Research and develop speech/audio large models, including but not limited to models for speech dialogue (speech interaction/audio-video dialogue), audio understanding (ASR/audio captioning), and audio generation (TTS/video dubbing) .
Be responsible for data and algorithm work related to the pre-training, post-training, and reinforcement learning (for both text and audio) of speech/audio large models .
Oversee the open-sourcing of speech dialogue/audio understanding/audio generation models and their productization. This includes end-to-end optimization of the full pipeline for speech dialogue products, optimizing audio understanding in scenarios involving noise/accent/far-field/sound effects/music, and enhancing speech synthesis for applications like broadcasting, casual conversation, gaming, and social interaction .
Strong coding skills and a solid foundation in data structures and algorithms. Proficiency in Python or C/C++ is required, along with familiarity with model training frameworks like PyTorch, Megatron, or DeepSpeed. Prior awards in competitions such as ACM/ICPC, NOI/IOI, Top Coder, or Kaggle are advantageous .
Having publications in top-tier conferences or journals such as NeurIPS, ICLR, ICML, ACL, CVPR, ICASSP, or INTERSPEECH is preferred .

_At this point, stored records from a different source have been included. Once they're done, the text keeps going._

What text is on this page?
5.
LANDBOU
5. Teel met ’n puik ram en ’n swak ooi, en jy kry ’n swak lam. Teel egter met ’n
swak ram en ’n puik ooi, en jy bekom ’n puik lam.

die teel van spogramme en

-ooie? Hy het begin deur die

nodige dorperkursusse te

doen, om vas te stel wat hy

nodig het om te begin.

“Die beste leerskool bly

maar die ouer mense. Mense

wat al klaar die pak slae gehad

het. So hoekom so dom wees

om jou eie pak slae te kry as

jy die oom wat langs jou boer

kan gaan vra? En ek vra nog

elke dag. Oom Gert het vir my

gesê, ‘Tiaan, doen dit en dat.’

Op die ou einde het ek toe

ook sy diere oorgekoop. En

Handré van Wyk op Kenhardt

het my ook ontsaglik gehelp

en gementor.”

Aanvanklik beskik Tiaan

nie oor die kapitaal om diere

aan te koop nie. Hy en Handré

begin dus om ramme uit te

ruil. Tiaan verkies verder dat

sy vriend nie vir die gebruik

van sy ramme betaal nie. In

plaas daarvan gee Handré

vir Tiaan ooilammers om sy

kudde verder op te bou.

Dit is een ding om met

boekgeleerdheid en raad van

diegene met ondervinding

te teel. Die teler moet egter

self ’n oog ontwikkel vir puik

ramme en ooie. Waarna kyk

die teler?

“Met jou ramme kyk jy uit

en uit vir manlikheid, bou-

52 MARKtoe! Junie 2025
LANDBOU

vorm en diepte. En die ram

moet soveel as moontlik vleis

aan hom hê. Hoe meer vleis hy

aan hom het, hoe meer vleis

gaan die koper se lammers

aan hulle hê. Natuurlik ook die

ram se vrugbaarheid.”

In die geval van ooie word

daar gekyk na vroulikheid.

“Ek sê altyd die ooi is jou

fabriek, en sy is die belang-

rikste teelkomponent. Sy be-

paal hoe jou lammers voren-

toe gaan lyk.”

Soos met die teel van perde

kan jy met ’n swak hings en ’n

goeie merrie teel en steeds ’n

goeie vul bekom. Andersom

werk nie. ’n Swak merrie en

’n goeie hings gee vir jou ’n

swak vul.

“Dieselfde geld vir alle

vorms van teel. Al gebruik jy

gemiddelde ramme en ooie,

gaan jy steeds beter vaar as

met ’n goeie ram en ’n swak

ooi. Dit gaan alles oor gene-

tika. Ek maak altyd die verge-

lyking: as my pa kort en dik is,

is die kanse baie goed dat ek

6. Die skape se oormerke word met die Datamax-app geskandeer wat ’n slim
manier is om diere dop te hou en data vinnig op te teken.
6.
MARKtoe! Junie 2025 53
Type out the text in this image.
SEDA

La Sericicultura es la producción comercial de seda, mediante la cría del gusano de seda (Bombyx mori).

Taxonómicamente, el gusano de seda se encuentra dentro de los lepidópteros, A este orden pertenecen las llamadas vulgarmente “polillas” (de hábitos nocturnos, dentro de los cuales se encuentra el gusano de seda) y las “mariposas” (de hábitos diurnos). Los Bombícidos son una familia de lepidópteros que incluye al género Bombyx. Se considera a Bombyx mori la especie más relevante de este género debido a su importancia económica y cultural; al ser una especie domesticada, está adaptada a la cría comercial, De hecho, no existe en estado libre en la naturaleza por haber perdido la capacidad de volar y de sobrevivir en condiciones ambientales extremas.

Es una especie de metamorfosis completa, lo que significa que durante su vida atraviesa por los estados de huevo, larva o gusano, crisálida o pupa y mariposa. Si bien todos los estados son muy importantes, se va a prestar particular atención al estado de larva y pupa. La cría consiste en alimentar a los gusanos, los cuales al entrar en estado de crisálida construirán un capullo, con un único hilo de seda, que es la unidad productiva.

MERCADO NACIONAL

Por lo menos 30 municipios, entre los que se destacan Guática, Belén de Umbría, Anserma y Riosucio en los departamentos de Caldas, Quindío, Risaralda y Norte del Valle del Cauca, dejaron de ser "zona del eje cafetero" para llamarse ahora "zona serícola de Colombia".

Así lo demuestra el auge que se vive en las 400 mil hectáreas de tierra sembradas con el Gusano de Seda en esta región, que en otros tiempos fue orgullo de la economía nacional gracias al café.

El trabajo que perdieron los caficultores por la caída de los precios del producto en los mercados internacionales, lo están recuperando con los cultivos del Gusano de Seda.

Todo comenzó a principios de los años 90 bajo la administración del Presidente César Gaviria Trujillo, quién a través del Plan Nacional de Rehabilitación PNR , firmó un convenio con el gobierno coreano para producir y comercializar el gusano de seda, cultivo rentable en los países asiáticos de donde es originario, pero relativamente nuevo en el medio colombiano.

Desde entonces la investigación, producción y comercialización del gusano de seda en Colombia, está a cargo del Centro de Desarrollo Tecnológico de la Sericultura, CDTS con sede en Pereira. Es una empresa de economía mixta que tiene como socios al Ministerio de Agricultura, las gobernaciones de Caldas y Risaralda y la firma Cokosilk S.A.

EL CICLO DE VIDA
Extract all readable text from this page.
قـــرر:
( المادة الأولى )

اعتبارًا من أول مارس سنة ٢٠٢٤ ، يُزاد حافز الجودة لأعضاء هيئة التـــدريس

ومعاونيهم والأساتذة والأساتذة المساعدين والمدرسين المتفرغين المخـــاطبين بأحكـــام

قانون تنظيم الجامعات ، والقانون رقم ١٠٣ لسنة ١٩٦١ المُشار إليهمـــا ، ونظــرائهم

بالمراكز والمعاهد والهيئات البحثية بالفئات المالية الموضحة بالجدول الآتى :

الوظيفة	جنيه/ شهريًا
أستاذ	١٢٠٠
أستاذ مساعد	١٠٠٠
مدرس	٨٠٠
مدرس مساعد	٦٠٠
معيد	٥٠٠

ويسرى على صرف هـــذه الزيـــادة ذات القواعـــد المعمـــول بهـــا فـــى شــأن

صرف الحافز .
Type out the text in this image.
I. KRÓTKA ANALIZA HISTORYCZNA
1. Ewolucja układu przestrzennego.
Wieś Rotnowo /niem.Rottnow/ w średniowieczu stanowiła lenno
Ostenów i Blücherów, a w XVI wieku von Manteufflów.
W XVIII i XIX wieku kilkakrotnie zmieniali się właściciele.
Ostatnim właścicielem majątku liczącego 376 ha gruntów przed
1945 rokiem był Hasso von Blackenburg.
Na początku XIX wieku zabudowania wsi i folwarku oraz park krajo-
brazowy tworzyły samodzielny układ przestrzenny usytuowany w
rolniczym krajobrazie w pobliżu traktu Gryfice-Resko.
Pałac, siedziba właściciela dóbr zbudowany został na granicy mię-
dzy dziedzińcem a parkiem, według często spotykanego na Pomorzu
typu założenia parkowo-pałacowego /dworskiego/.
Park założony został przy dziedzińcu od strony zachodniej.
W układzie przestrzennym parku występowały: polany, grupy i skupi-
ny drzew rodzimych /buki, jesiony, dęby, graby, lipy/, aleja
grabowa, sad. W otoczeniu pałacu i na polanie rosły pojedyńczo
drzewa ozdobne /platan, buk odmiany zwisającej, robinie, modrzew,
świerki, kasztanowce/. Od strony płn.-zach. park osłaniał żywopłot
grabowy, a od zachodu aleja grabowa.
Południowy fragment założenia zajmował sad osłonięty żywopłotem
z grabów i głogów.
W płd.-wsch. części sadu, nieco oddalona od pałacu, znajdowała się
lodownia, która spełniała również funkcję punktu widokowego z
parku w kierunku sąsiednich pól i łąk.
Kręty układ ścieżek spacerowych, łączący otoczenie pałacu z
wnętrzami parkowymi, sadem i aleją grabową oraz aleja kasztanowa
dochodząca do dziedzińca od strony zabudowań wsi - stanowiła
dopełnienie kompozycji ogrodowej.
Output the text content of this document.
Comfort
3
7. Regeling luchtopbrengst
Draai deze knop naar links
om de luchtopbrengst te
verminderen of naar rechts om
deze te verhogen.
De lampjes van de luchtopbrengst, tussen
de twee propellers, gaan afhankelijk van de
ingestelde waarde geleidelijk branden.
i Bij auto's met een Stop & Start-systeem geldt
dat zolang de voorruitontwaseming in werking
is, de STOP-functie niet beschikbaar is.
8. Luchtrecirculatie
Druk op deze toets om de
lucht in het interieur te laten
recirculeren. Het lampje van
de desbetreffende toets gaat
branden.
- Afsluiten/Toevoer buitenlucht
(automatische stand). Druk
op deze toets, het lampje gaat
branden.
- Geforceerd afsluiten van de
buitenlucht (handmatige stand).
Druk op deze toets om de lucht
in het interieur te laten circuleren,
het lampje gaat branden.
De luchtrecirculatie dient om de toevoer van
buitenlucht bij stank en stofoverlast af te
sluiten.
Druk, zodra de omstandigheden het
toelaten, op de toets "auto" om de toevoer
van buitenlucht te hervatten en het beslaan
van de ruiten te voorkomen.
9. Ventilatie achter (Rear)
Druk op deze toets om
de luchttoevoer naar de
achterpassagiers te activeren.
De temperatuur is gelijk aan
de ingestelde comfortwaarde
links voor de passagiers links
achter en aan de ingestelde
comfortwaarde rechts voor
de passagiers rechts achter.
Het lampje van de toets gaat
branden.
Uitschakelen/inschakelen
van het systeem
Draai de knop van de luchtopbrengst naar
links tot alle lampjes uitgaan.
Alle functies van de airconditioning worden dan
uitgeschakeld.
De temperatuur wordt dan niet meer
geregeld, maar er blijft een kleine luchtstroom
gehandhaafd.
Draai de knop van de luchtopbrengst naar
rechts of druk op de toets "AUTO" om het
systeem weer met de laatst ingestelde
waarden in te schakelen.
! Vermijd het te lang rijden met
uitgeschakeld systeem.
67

A solid background in mathematics and signal processing, good reading ability for English technical literature, strong motivation/curiosity/teamwork spirit, excellent problem-solving skills, and a passion for pursuing technological innovation
As an equal opportunity employer, we firmly believe that diverse voices fuel our innovation and allow us to better serve our users and the community. We foster an environment where every employee of Tencent feels supported and inspired to achieve individual and common goals.